Stratasys $SSYS, which provides additive manufacturing (AM) solutions (3D printers) for the creation of parts used in the processes of designing and manufacturing products and for the direct manufacture of end parts, is one of the stocks in my portfolio. The next annual meeting for Stratasys is July 10, 2014. ProxyDemocracy.org had collected the votes of two funds on Stratasys when I checked and voted on 7/6/2014. I voted with the Board’s recommendations 30% of the time. View Stratasys Proxy Statement. Read Warnings below. What follows are my recommendations on how to vote the Stratasys proxy in order to enhance corporate governance and long-term value.
From Yahoo! Finance: There was no ISS rating available on Yahoo! Finance.
Stratasys’ Summary Compensation Table? I couldn’t find one. I’m on vacation, and although Statasys seems deserving of considerable analysis, I didn’t have time to do so and voted with Florida SBA. I will note that Stratasys shares outperformed the NASDAQ over the most recent two and five year periods and about matched during the most recent one year period.
The GMIAnalyst report I reviewed gave Stratasys an overall grade of ‘B.’ However, according to the report:
- The board has not established a formal clawback policy regarding its executive incentive pay.
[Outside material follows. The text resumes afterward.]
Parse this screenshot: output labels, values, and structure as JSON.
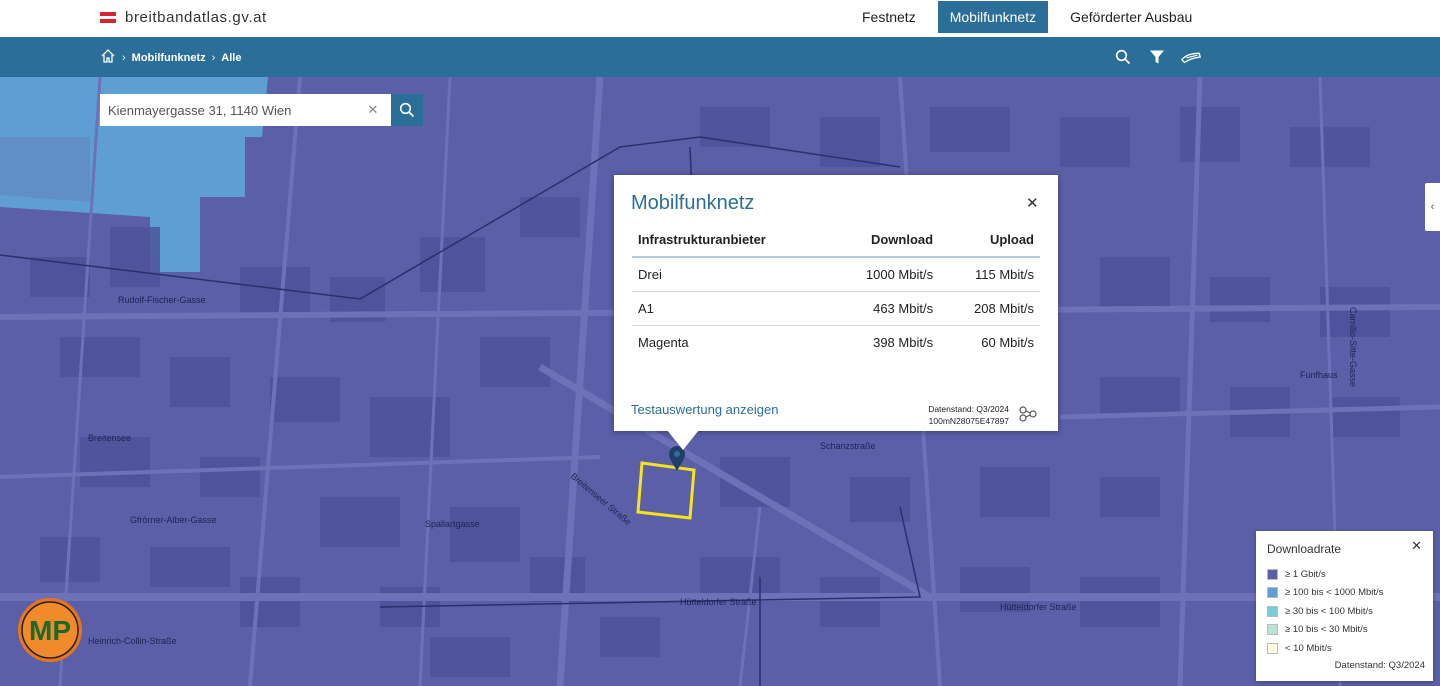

- The company’s failure to establish and disclose specific standards regarding minimum equity retention standards for its directors may weaken the ability of equity awards to align executives’ interests with long-term value creation.
- GMI has flagged the board as potentially entrenched due to a high number of long-serving directors. Only 21.9% of firms tracked by GMIAnalyst in United States have been flagged for having an entrenched board.
- The company has failed to split the roles of CEO and chairman, which may compromise even further the board’s independence from current management interests. Split CEO and chairman roles are characteristic of 57.8% of companies in the Russell 3000.
- The company has not adopted a full majority director election standard, greatly limiting the ability of company shareholders to hold members of the board accountable in uncontested elections. Majority voting has been widely adopted in the United States, especially among larger-cap companies, but more than 61.9% of the Russell 3000 remains under a plurality or plurality plus voting standard.
I voted to ratify the the Stratasys auditor.
Stratasys Shareholder Proposals
None this year.
CorpGov Recommendations on the Statasys Proxy Below: Votes Against Board Position in Bold
Issues for Future Proposals at Stratasys
Looking at SharkRepellent.net for Stratasys provisions unfriendly to shareowners I don’t see the usual report. Glancing at the proxy, however, I see that changes to bylaws requires a supermajority vote of 75% of the total voting power of the company.
- Plurality vote standard to elect directors with resignation policy.
- Directors may be removed with or without cause but only by the vote of 75% of the shares entitled to vote.
- Unanimous written consent.
- Special meetings can only be called by shareholders holding not less than 50% of the voting power.
- Supermajority vote requirement (75%) to amend certain charter and bylaw provisions unless approved by 66.67% of the board.
Mark your Calendar
Unfortunately, I don’t see in the current proxy any deadline for shareholders to submit proposals to be considered for inclusion in the next proxy statement.
Be sure to vote each item on the proxy. Any items left blank are voted in favor of management’s recommendations. (See Broken Windows & Proxy Vote Rigging – Both Invite More Serious Crime).I generally vote against pay packages where NEOs were paid above median in the previous year but make exceptions if warranted. According to Bebchuk, Lucian A. and Grinstein, Yaniv (The Growth of Executive Pay), aggregate compensation by public companies to NEOs increased from 5 percent of earnings in 1993-1995 to about 10 percent in 2001-2003.
Few firms admit to having average executives. They generally set compensation at above average for their “peer group,” which is often chosen aspirationally. While the “Lake Woebegone effect” may be nice in fictional towns, “where all the children are above average,” it doesn’t work well for society to have all CEOs considered above average, with their collective pay spiraling out of control. We need to slow the pace of money going to the 1% if our economy is not to become third world. The rationale for peer group benchmarking is a mythological market for CEOs.